So being in the public eye, being viewed as an opinion leader and
attracting controversy by daring to speak up against the patriarchal
edifice, I learned not to show weakness and the weakness I strove
so hard to conceal was an unhappy marriage that I entered into too
young owing to the folly of an unplanned pregnancy.
One day, amidst
my thriving public life, my private life rudely intruded in the
form of my husband’s small house who woke up one morning,
provoked by God-knows-what and chose to cause a scene at my workplace.
From what I gathered at the time, my husband had deceitfully failed
to disclose that he was married and she had fallen in love with
him and was quite invested in a future he had sworn that they would
build together. She was deceived by my husband and in many ways,
so was I.
I am not sure
about her motives with regards storming into my work place and going
so far as to demand an interview with the vernacular Ndebele newspaper
called Umthunywa where she cornered a student reporter and aired
all of my husband’s dirty laundry whilst dragging my name
through the muck and leaving whatever respect I commanded in the
newsroom shredded beyond repair.
I cannot begin
to describe the sense of utter humiliation the incident caused especially
as the husband at the centre of the whole mess was conveniently
stationed out of town and thus spared the ignominy of that vile
visit which was heralded by insults hurled at me for the great crime
of being married to a man this woman had been led to believe was
unmarried and available for the claiming.
I remember the
husband coming back home to me from his work base, very unapologetic
and quite unperturbed that his small house whom he had impregnated
and promised God-knows-what had decided to show up at my workplace
and make a public spectacle of me in a bid to legitimize her own
claim on him.
He did not defend
me at all or attempt to correct the misconceptions he had created
around his true marital status. Not once. Through the midnight calls
in which that woman taunted me, throughout the text messages laden
with vulgarities and spite, throughout the court cases in which
I sought and gained a peace order against her barring her from calling
my matrimonial home, coming to my house or my place of business
- throughout all the abuse - he said and did nothing in my defence.
This man whom
I had placed at the centre of my universe, whom I had lain in bed
with, whose child I had carried as a mere teenager, whose love I
had trusted and believed in and who had managed to convince me that
I needed him more than I needed my next breath of air - he did nothing
and said nothing in my defence.
If there is
a violence that goes beyond the imprint of a slap on a woman’s
face, if there is a violence that breaks something more integral
than a rib in a woman’s chest, if there is a violence that
breaches something more intrinsically personal than a virgin’s
hymen, it is the violation of a woman’s hopes and dreams and
trust and love and soul and body all poured into and invested in
her marriage.
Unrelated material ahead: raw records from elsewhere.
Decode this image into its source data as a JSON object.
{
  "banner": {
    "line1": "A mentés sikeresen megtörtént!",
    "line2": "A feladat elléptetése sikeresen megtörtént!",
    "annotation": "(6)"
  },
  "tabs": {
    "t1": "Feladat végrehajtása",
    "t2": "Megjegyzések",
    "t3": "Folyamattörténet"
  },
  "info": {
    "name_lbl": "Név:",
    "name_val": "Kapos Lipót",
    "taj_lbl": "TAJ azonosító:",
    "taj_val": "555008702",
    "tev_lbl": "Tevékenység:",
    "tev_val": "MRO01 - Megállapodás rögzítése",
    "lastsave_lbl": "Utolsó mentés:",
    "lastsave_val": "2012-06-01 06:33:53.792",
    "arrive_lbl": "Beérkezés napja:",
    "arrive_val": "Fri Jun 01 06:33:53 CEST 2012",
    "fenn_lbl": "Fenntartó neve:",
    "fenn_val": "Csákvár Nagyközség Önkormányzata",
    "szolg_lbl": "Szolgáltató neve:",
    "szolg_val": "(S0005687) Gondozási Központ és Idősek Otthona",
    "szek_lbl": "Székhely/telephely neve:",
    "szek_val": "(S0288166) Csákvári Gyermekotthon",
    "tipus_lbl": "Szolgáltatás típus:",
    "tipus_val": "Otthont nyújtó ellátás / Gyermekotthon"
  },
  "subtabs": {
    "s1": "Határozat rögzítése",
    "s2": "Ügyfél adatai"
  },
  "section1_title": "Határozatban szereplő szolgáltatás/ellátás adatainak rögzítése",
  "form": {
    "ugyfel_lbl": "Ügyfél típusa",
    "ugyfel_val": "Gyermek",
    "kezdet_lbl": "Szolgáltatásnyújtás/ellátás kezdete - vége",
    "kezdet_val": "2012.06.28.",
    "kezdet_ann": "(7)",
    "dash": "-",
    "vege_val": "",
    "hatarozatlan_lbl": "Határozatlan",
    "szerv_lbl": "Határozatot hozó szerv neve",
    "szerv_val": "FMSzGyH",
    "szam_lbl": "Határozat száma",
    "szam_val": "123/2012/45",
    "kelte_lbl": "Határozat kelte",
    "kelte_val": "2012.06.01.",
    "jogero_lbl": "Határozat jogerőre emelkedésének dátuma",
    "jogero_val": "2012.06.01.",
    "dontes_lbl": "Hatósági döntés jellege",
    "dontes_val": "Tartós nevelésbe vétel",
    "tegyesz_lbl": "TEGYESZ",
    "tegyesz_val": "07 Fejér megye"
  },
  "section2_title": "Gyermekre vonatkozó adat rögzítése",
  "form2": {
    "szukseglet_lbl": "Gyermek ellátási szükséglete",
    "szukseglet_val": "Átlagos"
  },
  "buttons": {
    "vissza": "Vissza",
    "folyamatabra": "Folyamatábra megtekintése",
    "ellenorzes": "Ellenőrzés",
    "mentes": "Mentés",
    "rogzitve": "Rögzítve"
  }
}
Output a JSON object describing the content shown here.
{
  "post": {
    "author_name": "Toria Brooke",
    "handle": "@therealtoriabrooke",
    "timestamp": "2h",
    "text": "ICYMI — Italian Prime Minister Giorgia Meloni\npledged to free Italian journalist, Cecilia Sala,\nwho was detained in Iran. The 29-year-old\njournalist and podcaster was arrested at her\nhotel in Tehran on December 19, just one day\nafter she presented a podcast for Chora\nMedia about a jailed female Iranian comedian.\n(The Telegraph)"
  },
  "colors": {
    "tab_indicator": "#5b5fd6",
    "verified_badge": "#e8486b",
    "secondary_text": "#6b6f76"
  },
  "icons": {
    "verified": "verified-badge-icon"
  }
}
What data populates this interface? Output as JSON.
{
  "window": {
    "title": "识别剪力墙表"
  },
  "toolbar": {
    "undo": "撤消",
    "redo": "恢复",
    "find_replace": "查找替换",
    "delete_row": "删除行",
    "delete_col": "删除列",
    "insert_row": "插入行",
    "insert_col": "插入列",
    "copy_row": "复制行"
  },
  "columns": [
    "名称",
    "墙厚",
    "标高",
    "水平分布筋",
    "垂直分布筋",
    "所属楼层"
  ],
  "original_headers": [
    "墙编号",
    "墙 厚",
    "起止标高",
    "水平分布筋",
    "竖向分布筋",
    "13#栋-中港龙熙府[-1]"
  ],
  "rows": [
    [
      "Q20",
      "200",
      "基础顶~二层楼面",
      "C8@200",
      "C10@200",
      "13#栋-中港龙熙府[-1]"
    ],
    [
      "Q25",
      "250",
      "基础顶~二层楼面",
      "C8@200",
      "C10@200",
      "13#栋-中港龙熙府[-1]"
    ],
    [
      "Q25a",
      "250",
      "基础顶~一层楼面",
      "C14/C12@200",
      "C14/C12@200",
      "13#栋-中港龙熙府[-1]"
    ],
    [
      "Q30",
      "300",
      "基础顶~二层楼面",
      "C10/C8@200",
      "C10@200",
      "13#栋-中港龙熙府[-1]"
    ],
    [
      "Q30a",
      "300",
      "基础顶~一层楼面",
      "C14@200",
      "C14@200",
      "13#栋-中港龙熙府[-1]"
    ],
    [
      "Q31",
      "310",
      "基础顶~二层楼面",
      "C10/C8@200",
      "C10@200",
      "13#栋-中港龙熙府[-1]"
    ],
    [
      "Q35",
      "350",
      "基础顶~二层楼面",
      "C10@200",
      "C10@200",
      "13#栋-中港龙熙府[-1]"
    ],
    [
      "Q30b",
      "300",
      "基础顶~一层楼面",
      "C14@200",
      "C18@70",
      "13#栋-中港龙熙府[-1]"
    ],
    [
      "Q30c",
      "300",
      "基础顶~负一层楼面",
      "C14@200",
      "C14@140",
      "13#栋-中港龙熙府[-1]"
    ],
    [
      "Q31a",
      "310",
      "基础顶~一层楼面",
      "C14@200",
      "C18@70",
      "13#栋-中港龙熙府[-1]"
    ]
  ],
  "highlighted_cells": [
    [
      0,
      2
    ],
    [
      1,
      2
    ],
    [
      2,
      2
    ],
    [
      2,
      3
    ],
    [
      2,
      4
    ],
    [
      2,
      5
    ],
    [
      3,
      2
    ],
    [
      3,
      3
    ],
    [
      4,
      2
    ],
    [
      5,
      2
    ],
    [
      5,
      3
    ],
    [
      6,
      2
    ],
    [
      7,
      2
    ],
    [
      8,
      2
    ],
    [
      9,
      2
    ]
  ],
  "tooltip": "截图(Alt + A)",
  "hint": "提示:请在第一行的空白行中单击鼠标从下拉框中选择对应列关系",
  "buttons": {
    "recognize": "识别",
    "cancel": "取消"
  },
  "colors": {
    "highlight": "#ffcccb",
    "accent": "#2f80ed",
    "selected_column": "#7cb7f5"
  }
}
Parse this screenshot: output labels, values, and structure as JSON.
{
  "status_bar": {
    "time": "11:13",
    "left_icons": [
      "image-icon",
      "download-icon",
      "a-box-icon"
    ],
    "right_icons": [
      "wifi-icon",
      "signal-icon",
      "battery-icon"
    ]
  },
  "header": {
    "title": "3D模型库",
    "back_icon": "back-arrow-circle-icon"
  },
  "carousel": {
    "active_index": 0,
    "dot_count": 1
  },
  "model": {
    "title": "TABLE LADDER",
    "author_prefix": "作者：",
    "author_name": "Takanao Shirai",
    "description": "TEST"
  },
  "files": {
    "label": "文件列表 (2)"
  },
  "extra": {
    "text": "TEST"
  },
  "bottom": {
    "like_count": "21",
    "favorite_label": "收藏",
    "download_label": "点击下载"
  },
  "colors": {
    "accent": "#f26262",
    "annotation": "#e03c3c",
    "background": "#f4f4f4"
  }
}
To violate such an investment, is to kill a person
even while their heart continues to beat, it is to asphyxiate them
while their lungs continue to draw breathe and it is to destroy
everything they believe and take for granted about the goodness
of humanity.
Gender based
violence as it is articulated and appreciated in our societies and
in our lives often is centered around physical scars - the outward
markings of torn flesh, wounded bodies, broken limbs and bruised
skin - when daily many married women in Zimbabwe contend with a
more profoundly tragic violation of their hearts, souls and minds
in the form of unrepentant husbands who have illicit affairs that
expose them to societal shame, scorn, derision and the demeaning
of their dignities. I am a divorced woman now, defiantly so. Because
to attain this status, I had to start defending myself in the private
space with the same fervency and vigour with which I had defended
myself and my ideas in the public space.
I woke up one
day and realized no one would fight for me and that those who had
a desire to fight for me because they wished better for me could
only do so much. I came to the realization that I was as defenceless
as I chose to be.
I am defiant
about being happy and willing to pay any price for it including
the price of divorcing. To secure a measure of peace in my life,
I am more than willing to pay the price of being a divorcee with
all its attendant consequences such as the labelling and the fear
and the public admonishment that comes with breaking with convention.
Yes, I left!
I learned that it is as important, if not more important; to be
safe in private as I relatively was in the public realm. I learned
to jealously guard and defend my right to a peaceful existence rather
than allow myself to become a casualty of the choices of other people
including a husband who kept deciding to stray and drag other women
into our marriage.
In public, I
was never defenceless, in private I was never defended until I learned
that we must live as we believe… or not at all. I wish my
ex-husband well and hope he has matured over the years but I refused
to continue footing that emotional bill he kept accruing in our
marriage through bad and selfish choices that placed both our health
and lives at risk.
I chose to seek
peace and I found it by leaving the warzone I used to call my matrimonial
home. As this 16 Days of Activism against Gender based Violence
continues, I hope women and men stop allowing themselves to become
casualties of the bad choices made by unrepentant partners.
Perhaps divorce
ought to be considered a human right because without it so much
harm is inflicted and so much pain needlessly endured in attempts
to conform to social conventions of what marriage entails.
The institution
of marriage needs to undergo a transformation that emphasizes peace
over violence, love over ego, respect over dominance and honesty
over deception; until then gender-based violence will remain a scourge
in the homes and a blight to society.